Dank der Brückentage im Mai konnte ich nach Hause fahren, meine Kumpels wieder treffen und in mein Leben von früher eintauchen. Dabei wurde mir klar, dass Villard, so weit weg von meinem früheren Leben, für mich der falsche Weg war. Ich wollte wieder so sein wie als Teenager, wollte mit meinen Kumpels eine ruhige Kugel schieben, im Wassersportzentrum jobben und meinen Bootsführerschein machen. Ich wollte nicht mehr all diese Opfer hinnehmen, die nötig waren, um gut vorbereitet zu sein für das erste Trainingslager im Herbst, wollte wieder einen unbeschwerten Sommer wie früher erleben! Andererseits wusste ich, dass zwei Monate Nichtstun nicht vereinbar waren mit den hohen Zielen, die ich mir gesteckt hatte. Mir wurde klar, dass es eine Diskrepanz gab zwischen dem, was ich wollte, und dem, was ich bereit war, zu geben und zu opfern, um dies zu erreichen.

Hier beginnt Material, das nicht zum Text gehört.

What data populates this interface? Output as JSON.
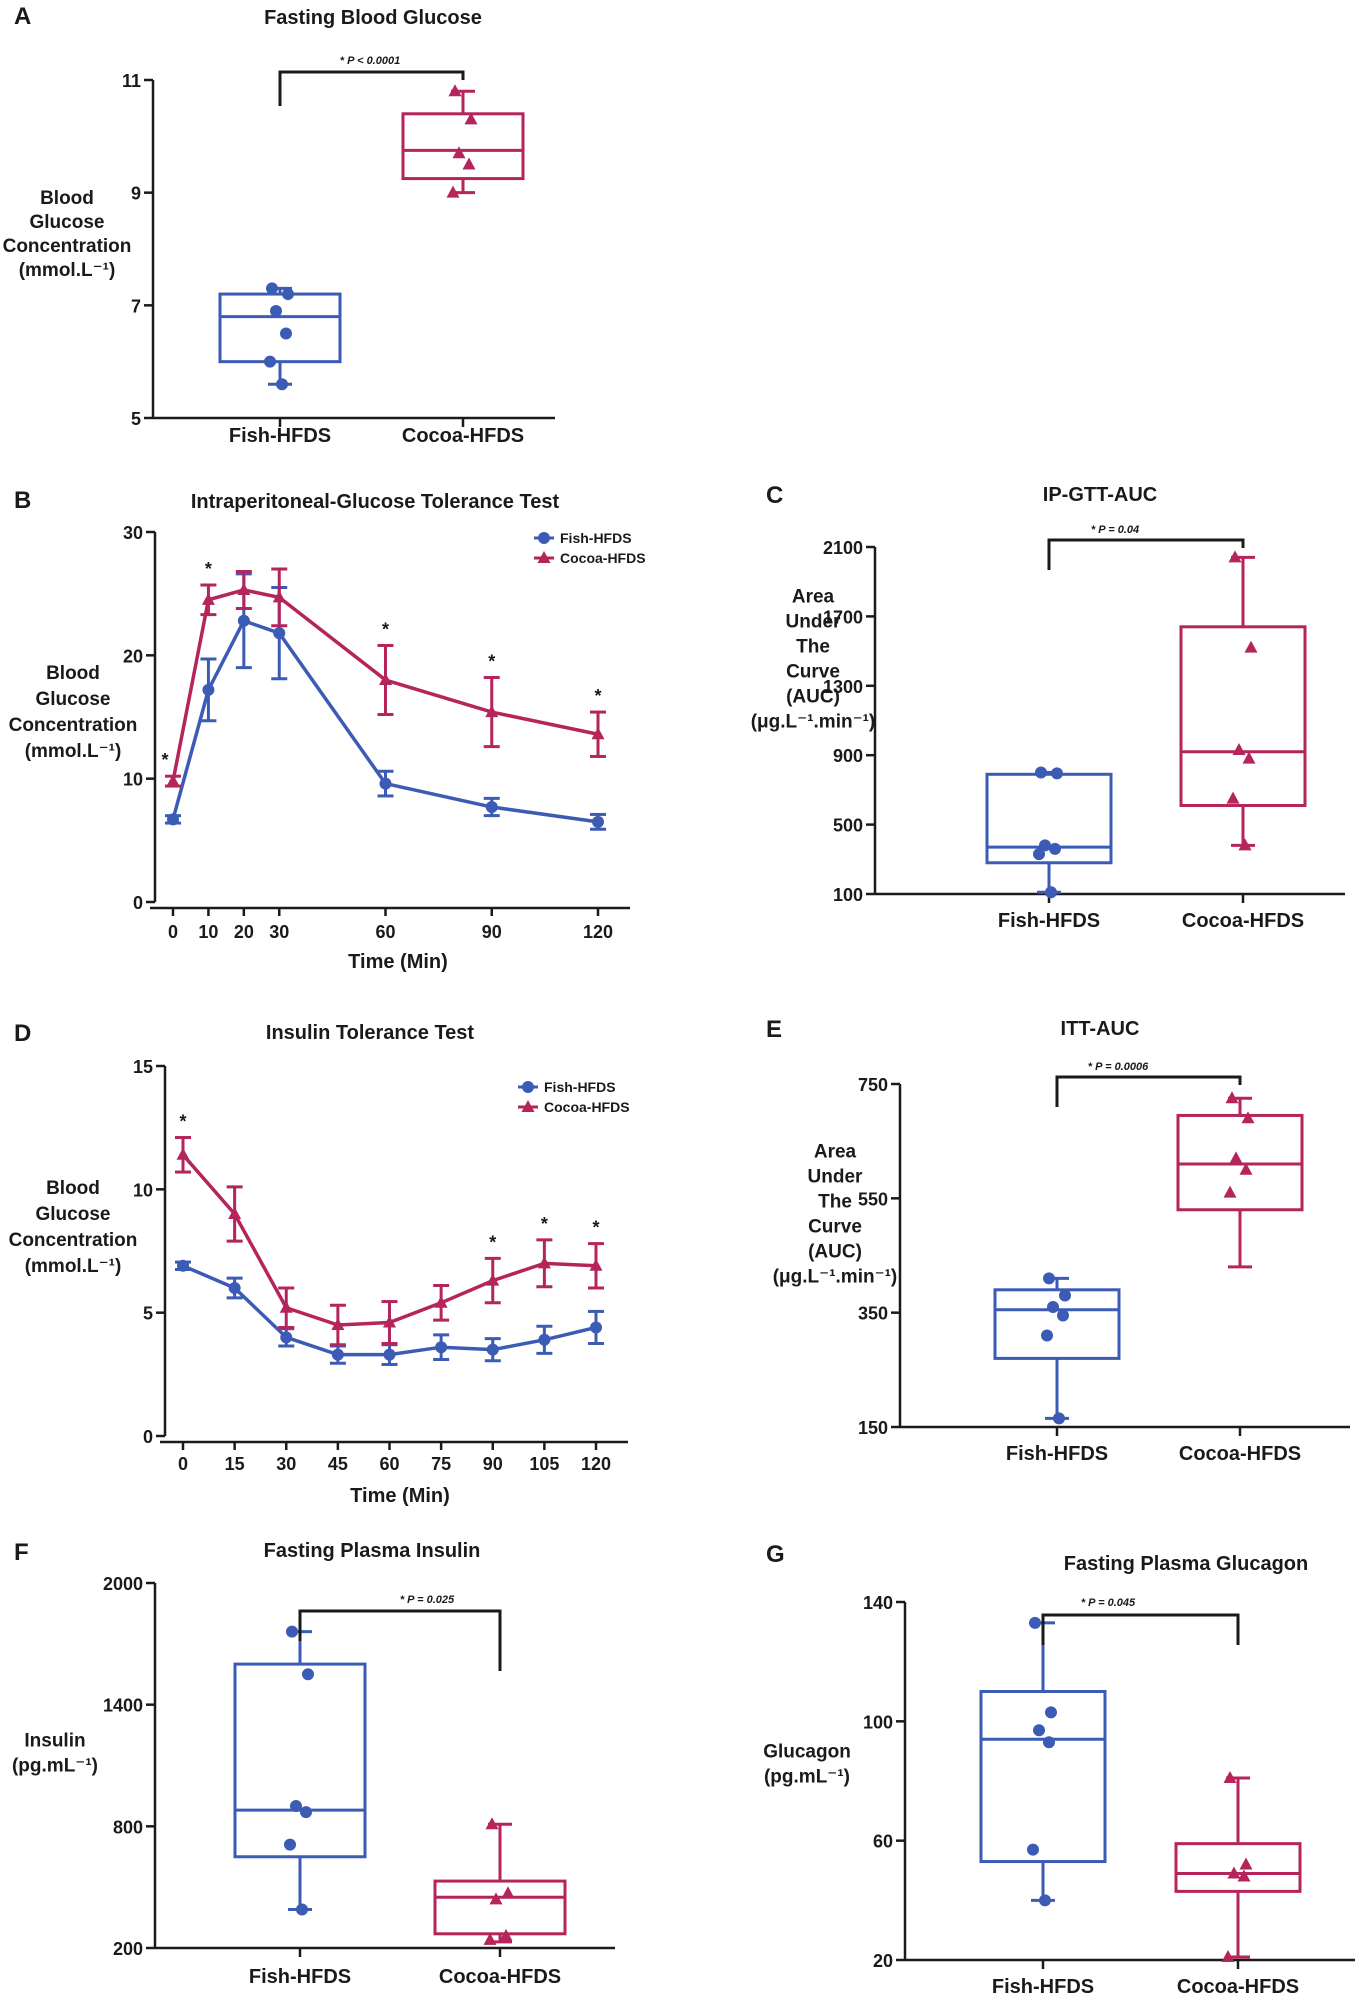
{
  "colors": {
    "fish": "#3b5bb5",
    "cocoa": "#b5245a",
    "axis": "#1a1a1a"
  },
  "chart_data": [
    {
      "id": "A",
      "letter": "A",
      "type": "box",
      "title": "Fasting Blood Glucose",
      "ylabel": [
        "Blood",
        "Glucose",
        "Concentration",
        "(mmol.L⁻¹)"
      ],
      "ylim": [
        5,
        11
      ],
      "yticks": [
        5,
        7,
        9,
        11
      ],
      "significance": "* P < 0.0001",
      "groups": [
        {
          "name": "Fish-HFDS",
          "series": "fish",
          "min": 5.6,
          "q1": 6.0,
          "median": 6.8,
          "q3": 7.2,
          "max": 7.3,
          "points": [
            7.3,
            7.2,
            6.9,
            6.5,
            6.0,
            5.6
          ]
        },
        {
          "name": "Cocoa-HFDS",
          "series": "cocoa",
          "min": 9.0,
          "q1": 9.25,
          "median": 9.75,
          "q3": 10.4,
          "max": 10.8,
          "points": [
            10.8,
            10.3,
            9.7,
            9.5,
            9.0
          ]
        }
      ]
    },
    {
      "id": "B",
      "letter": "B",
      "type": "line",
      "title": "Intraperitoneal-Glucose Tolerance Test",
      "ylabel": [
        "Blood",
        "Glucose",
        "Concentration",
        "(mmol.L⁻¹)"
      ],
      "xlabel": "Time (Min)",
      "ylim": [
        0,
        30
      ],
      "yticks": [
        0,
        10,
        20,
        30
      ],
      "x": [
        0,
        10,
        20,
        30,
        60,
        90,
        120
      ],
      "xlim": [
        -10,
        125
      ],
      "series": [
        {
          "name": "Fish-HFDS",
          "key": "fish",
          "values": [
            6.7,
            17.2,
            22.8,
            21.8,
            9.6,
            7.7,
            6.5
          ],
          "errors": [
            0.3,
            2.5,
            3.8,
            3.7,
            1.0,
            0.7,
            0.6
          ]
        },
        {
          "name": "Cocoa-HFDS",
          "key": "cocoa",
          "values": [
            9.8,
            24.5,
            25.3,
            24.7,
            18.0,
            15.4,
            13.6
          ],
          "errors": [
            0.4,
            1.2,
            1.5,
            2.3,
            2.8,
            2.8,
            1.8
          ]
        }
      ],
      "stars": [
        0,
        10,
        60,
        90,
        120
      ]
    },
    {
      "id": "C",
      "letter": "C",
      "type": "box",
      "title": "IP-GTT-AUC",
      "ylabel": [
        "Area",
        "Under",
        "The",
        "Curve",
        "(AUC)",
        "(μg.L⁻¹.min⁻¹)"
      ],
      "ylim": [
        100,
        2100
      ],
      "yticks": [
        100,
        500,
        900,
        1300,
        1700,
        2100
      ],
      "significance": "* P = 0.04",
      "groups": [
        {
          "name": "Fish-HFDS",
          "series": "fish",
          "min": 110,
          "q1": 280,
          "median": 370,
          "q3": 790,
          "max": 800,
          "points": [
            800,
            795,
            380,
            360,
            330,
            110
          ]
        },
        {
          "name": "Cocoa-HFDS",
          "series": "cocoa",
          "min": 380,
          "q1": 610,
          "median": 920,
          "q3": 1640,
          "max": 2040,
          "points": [
            2040,
            1520,
            930,
            880,
            650,
            380
          ]
        }
      ]
    },
    {
      "id": "D",
      "letter": "D",
      "type": "line",
      "title": "Insulin Tolerance Test",
      "ylabel": [
        "Blood",
        "Glucose",
        "Concentration",
        "(mmol.L⁻¹)"
      ],
      "xlabel": "Time (Min)",
      "ylim": [
        0,
        15
      ],
      "yticks": [
        0,
        5,
        10,
        15
      ],
      "x": [
        0,
        15,
        30,
        45,
        60,
        75,
        90,
        105,
        120
      ],
      "xlim": [
        -8,
        124
      ],
      "series": [
        {
          "name": "Fish-HFDS",
          "key": "fish",
          "values": [
            6.9,
            6.0,
            4.0,
            3.3,
            3.3,
            3.6,
            3.5,
            3.9,
            4.4
          ],
          "errors": [
            0.15,
            0.4,
            0.35,
            0.35,
            0.4,
            0.5,
            0.45,
            0.55,
            0.65
          ]
        },
        {
          "name": "Cocoa-HFDS",
          "key": "cocoa",
          "values": [
            11.4,
            9.0,
            5.2,
            4.5,
            4.6,
            5.4,
            6.3,
            7.0,
            6.9
          ],
          "errors": [
            0.7,
            1.1,
            0.8,
            0.8,
            0.85,
            0.7,
            0.9,
            0.95,
            0.9
          ]
        }
      ],
      "stars": [
        0,
        90,
        105,
        120
      ]
    },
    {
      "id": "E",
      "letter": "E",
      "type": "box",
      "title": "ITT-AUC",
      "ylabel": [
        "Area",
        "Under",
        "The",
        "Curve",
        "(AUC)",
        "(μg.L⁻¹.min⁻¹)"
      ],
      "ylim": [
        150,
        750
      ],
      "yticks": [
        150,
        350,
        550,
        750
      ],
      "significance": "* P = 0.0006",
      "groups": [
        {
          "name": "Fish-HFDS",
          "series": "fish",
          "min": 165,
          "q1": 270,
          "median": 355,
          "q3": 390,
          "max": 410,
          "points": [
            410,
            380,
            360,
            345,
            310,
            165
          ]
        },
        {
          "name": "Cocoa-HFDS",
          "series": "cocoa",
          "min": 430,
          "q1": 530,
          "median": 610,
          "q3": 695,
          "max": 725,
          "points": [
            725,
            690,
            620,
            600,
            560
          ]
        }
      ]
    },
    {
      "id": "F",
      "letter": "F",
      "type": "box",
      "title": "Fasting Plasma Insulin",
      "ylabel": [
        "Insulin",
        "(pg.mL⁻¹)"
      ],
      "ylim": [
        200,
        2000
      ],
      "yticks": [
        200,
        800,
        1400,
        2000
      ],
      "significance": "* P = 0.025",
      "groups": [
        {
          "name": "Fish-HFDS",
          "series": "fish",
          "min": 390,
          "q1": 650,
          "median": 880,
          "q3": 1600,
          "max": 1760,
          "points": [
            1760,
            1550,
            900,
            870,
            710,
            390
          ]
        },
        {
          "name": "Cocoa-HFDS",
          "series": "cocoa",
          "min": 230,
          "q1": 270,
          "median": 450,
          "q3": 530,
          "max": 810,
          "points": [
            810,
            470,
            440,
            260,
            240
          ]
        }
      ]
    },
    {
      "id": "G",
      "letter": "G",
      "type": "box",
      "title": "Fasting Plasma Glucagon",
      "ylabel": [
        "Glucagon",
        "(pg.mL⁻¹)"
      ],
      "ylim": [
        20,
        140
      ],
      "yticks": [
        20,
        60,
        100,
        140
      ],
      "significance": "* P = 0.045",
      "groups": [
        {
          "name": "Fish-HFDS",
          "series": "fish",
          "min": 40,
          "q1": 53,
          "median": 94,
          "q3": 110,
          "max": 133,
          "points": [
            133,
            103,
            97,
            93,
            57,
            40
          ]
        },
        {
          "name": "Cocoa-HFDS",
          "series": "cocoa",
          "min": 21,
          "q1": 43,
          "median": 49,
          "q3": 59,
          "max": 81,
          "points": [
            81,
            52,
            49,
            48,
            21
          ]
        }
      ]
    }
  ]
}
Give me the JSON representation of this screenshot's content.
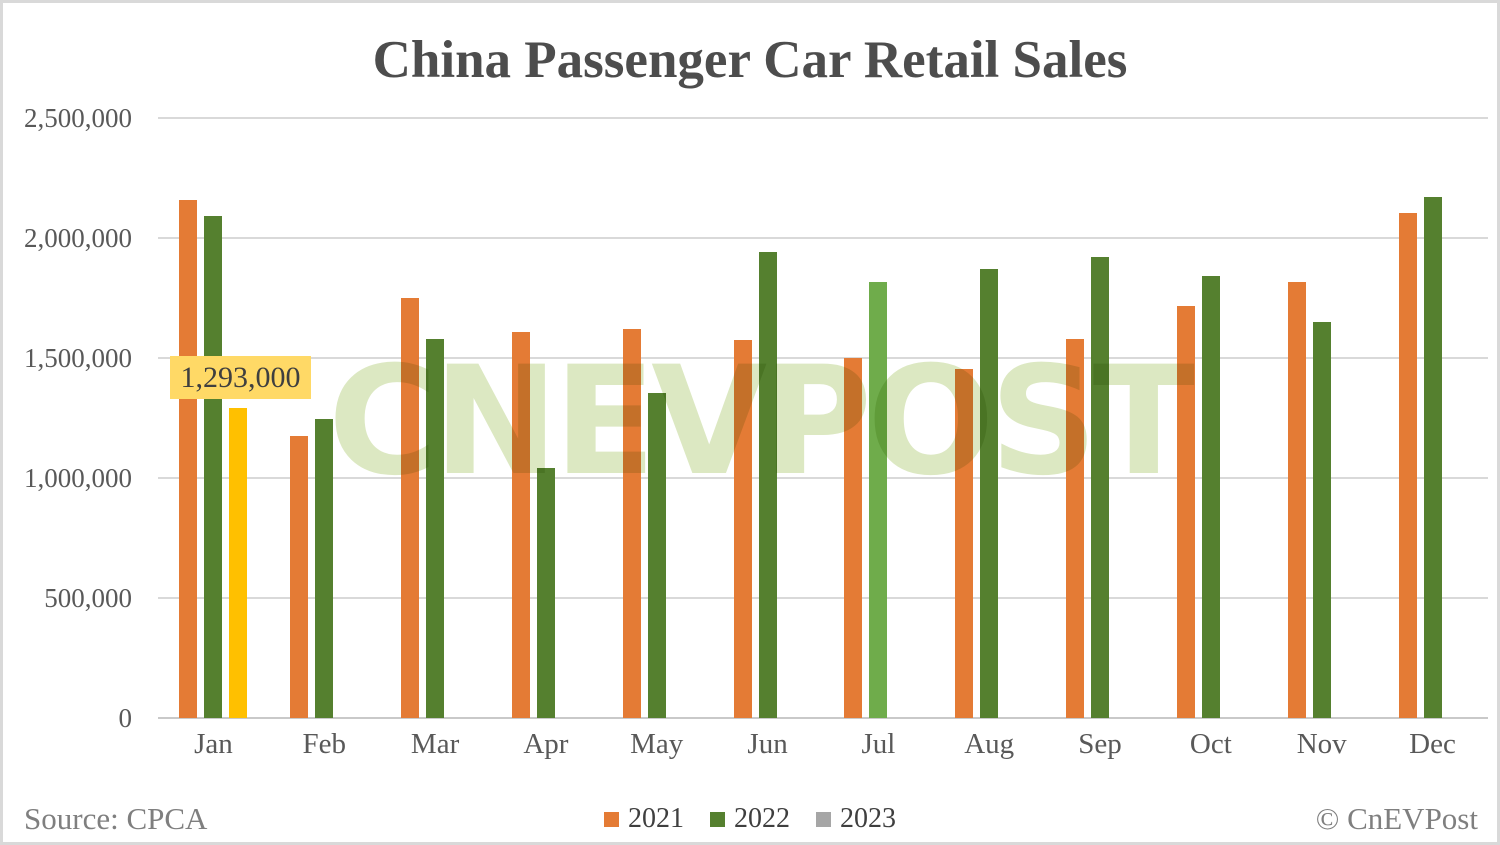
{
  "watermark": {
    "text": "CNEVPOST",
    "color": "#dce8c2"
  },
  "footer": {
    "source": "Source: CPCA",
    "copyright": "© CnEVPost"
  },
  "annotation": {
    "text": "1,293,000",
    "background": "#FFD966",
    "applies_to": "Jan 2023 bar"
  },
  "colors": {
    "gridline": "#d9d9d9",
    "axis_text": "#595959",
    "title_text": "#4d4d4d",
    "footer_text": "#7f7f7f",
    "highlight_bar": "#FFC000"
  },
  "chart_data": {
    "type": "bar",
    "title": "China Passenger Car Retail Sales",
    "xlabel": "",
    "ylabel": "",
    "categories": [
      "Jan",
      "Feb",
      "Mar",
      "Apr",
      "May",
      "Jun",
      "Jul",
      "Aug",
      "Sep",
      "Oct",
      "Nov",
      "Dec"
    ],
    "series": [
      {
        "name": "2021",
        "color": "#E47B35",
        "legend_color": "#E47B35",
        "values": [
          2160000,
          1177000,
          1750000,
          1608000,
          1623000,
          1575000,
          1500000,
          1453000,
          1581000,
          1717000,
          1816000,
          2103000
        ]
      },
      {
        "name": "2022",
        "color": "#55802F",
        "legend_color": "#55802F",
        "color_overrides": {
          "6": "#6FAC4B"
        },
        "values": [
          2092000,
          1246000,
          1578000,
          1043000,
          1354000,
          1942000,
          1817000,
          1873000,
          1921000,
          1843000,
          1651000,
          2170000
        ]
      },
      {
        "name": "2023",
        "color": "#FFC000",
        "legend_color": "#A6A6A6",
        "values": [
          1293000,
          null,
          null,
          null,
          null,
          null,
          null,
          null,
          null,
          null,
          null,
          null
        ]
      }
    ],
    "ylim": [
      0,
      2500000
    ],
    "yticks": [
      {
        "value": 0,
        "label": "0"
      },
      {
        "value": 500000,
        "label": "500,000"
      },
      {
        "value": 1000000,
        "label": "1,000,000"
      },
      {
        "value": 1500000,
        "label": "1,500,000"
      },
      {
        "value": 2000000,
        "label": "2,000,000"
      },
      {
        "value": 2500000,
        "label": "2,500,000"
      }
    ],
    "grid": true,
    "legend_position": "bottom"
  }
}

Ich vertraute mich Jean-Guillaume an und einigen anderen aus der Gruppe, meinen Freunden aus den Pyrenäen und auch meinen Eltern. Es Simon zu sagen, war schon schwieriger. Ich hatte Angst, ihn zu enttäuschen. Nach dem Ende unserer Kindheit hatten wir uns nie mehr so oft gesehen wie jetzt hier in den Alpen. Obwohl jeder von uns seine eigenen Freunde und Termine hatte, verbrachten wir auch viel Zeit miteinander in Villard. Nach der Woche im Internat war ich am Wochenende bei meiner Gastfamilie, besuchte aber auch Simon regelmäßig. Nie zuvor in unserem Leben standen wir uns so nah. Ich glaube, dass auch er stolz darauf war, wenn man in der Skiwelt von den »Brüdern Fourcade« sprach.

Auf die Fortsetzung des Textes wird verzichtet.